2. Can the Inspector confirm that the oral evidence presented by both parties at the original Hearing remains part of the evidence on which he will take his decision?"
"... it would not be in the interests of openness, fairness and impartiality if the appeal decision in this case was based on proceedings which took place without the public being present. Therefore, in principle, it will be necessary to re-run the Hearing in the same form as the event which took place on 11 and 12 April, and the same agenda will apply. However, the procedure to be adopted will be dependent on the nature and extent of public attendance, and the Inspector will discuss the details with all those present at the start of the resumed event. In common with normal procedure, the main parties should rely on the case provided in their statements, and the Inspector will not expect new material to be put forward."

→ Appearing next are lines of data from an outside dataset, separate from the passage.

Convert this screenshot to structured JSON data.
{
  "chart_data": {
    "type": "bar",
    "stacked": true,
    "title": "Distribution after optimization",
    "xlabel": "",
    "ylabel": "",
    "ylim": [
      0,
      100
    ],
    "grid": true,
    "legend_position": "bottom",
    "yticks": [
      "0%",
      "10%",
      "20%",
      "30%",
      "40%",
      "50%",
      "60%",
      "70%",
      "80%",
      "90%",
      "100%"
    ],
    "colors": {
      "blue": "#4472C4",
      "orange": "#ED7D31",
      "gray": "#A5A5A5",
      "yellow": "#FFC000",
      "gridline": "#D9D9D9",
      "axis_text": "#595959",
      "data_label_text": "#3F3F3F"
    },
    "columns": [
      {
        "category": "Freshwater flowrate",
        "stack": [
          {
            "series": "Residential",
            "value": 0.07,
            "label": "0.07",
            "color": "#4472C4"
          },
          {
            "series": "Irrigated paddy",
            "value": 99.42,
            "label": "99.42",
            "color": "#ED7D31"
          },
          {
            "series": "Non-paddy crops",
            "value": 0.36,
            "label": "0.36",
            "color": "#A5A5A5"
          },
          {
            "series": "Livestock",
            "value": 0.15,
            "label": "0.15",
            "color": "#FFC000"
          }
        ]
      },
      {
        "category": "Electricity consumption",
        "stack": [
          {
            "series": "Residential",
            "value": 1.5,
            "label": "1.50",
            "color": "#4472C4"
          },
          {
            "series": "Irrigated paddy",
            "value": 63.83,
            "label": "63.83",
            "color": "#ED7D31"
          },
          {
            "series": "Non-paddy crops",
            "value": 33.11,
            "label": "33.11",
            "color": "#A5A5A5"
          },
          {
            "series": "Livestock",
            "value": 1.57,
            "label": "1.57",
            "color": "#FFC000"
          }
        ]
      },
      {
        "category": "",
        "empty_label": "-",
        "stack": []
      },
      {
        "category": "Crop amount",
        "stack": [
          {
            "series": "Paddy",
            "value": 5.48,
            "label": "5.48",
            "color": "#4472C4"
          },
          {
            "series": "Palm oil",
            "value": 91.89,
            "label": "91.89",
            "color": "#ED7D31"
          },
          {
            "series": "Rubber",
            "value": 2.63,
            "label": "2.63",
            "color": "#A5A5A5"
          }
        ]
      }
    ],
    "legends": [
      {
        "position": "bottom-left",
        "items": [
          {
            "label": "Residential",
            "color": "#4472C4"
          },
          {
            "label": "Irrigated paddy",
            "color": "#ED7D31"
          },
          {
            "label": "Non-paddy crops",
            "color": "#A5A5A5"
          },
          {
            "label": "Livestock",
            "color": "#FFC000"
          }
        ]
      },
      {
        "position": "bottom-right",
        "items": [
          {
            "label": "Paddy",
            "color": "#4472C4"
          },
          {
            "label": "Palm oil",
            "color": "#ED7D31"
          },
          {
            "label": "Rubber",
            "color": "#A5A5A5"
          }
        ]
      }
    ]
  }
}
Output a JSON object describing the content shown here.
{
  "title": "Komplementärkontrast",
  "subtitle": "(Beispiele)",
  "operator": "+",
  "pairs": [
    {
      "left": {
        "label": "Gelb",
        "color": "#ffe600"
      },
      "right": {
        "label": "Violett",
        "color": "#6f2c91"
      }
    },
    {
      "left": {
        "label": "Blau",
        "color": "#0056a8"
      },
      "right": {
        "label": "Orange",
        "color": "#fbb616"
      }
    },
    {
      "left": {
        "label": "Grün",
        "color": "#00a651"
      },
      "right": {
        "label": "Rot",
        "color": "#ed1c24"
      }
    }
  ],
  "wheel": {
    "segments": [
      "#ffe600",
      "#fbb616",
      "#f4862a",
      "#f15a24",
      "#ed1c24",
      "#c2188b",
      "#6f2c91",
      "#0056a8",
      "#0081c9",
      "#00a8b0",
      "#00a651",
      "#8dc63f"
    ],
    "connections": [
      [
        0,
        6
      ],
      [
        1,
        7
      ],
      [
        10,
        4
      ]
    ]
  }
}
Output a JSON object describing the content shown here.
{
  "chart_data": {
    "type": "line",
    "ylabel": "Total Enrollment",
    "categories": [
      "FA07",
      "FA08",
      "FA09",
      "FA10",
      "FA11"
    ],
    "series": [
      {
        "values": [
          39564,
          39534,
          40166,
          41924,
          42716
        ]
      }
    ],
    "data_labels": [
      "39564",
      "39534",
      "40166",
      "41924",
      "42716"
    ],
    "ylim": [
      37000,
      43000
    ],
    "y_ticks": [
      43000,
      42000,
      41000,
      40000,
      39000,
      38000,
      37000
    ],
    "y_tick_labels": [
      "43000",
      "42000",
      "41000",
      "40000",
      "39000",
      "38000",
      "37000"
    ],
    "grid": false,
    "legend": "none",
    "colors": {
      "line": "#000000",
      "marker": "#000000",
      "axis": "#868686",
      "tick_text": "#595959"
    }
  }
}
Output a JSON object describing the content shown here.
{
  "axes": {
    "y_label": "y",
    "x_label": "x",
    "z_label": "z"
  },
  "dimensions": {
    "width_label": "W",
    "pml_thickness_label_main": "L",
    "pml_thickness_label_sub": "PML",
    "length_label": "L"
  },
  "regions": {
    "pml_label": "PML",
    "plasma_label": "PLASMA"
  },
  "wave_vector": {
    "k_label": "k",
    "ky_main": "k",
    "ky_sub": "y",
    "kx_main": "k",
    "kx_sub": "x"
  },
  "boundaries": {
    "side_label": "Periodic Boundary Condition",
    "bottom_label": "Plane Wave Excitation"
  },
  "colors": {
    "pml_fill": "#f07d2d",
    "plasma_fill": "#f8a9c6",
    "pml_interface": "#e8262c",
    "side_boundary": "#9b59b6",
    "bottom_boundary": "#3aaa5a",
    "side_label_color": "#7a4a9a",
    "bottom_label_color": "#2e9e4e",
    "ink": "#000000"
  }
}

"The role of local residents in shaping their environment is recognised in the Framework, and it is understood that a neighbourhood plan is in the course of preparation. However, neither this, nor the development plan documents setting out the allocation of land, have reached a stage where significant weight may be applied to their proposals. In the meantime, there remains a need to provide a continuing supply of residential land."
It is submitted that that is an approach which could have been challenged because, as I say, it was not necessary as at June 2012 for this site specifically to be allocated for development in advance of the general allocation.
"3. It is my strong belief that the Inspector carried out the second hearing in a rigid fashion that disadvantaged the residents present. He made no attempt to assist the residents in engaging with the issues. In fact, the Inspector concluded the formal hearing in barely half the time of the first appeal hearing despite there being extra people involved. Cllr Ranger and I endeavoured to make points regarding housing supply and numbers and the Local Plan but felt that some of the points being raised by the developer were technical and complicated and would have been difficult for the local residents to comment on without it being explained properly. I can confirm that arguments relating to this that were played out in full at the first appeal hearing were not played out in full at the second hearing."
It may be that perhaps one should not attach a great deal of weight to that because it is disputed by the inspector, and certainly the notes do not indicate that the matters were not permitted to be dealt with; however, it is the perception that is or can be important. He goes on in paragraph 4:
"A particular point that illustrates this is that at the first hearing was discussion on the local residents' preferred areas of development. At a local planning meeting, residents had identified, by placing red and green dots on a map, areas of the town where they would accept development. This plan was produced at the first appeal hearing but not at the second appeal hearing. This was even though local residents tried at the second meeting to make the same point to the Inspector. It would likely have carried more weight and mutual understanding with the plan available."
That is a matter which I have already referred to. But, as it seems to me, it is a matter which must carry some weight because it does show that on the face of it there is some substance in the concerns by the objectors that matters were dealt with in a fashion which appeared to them to be somewhat too expeditious in comparison with what they subsequently learnt had been the position at the first hearing.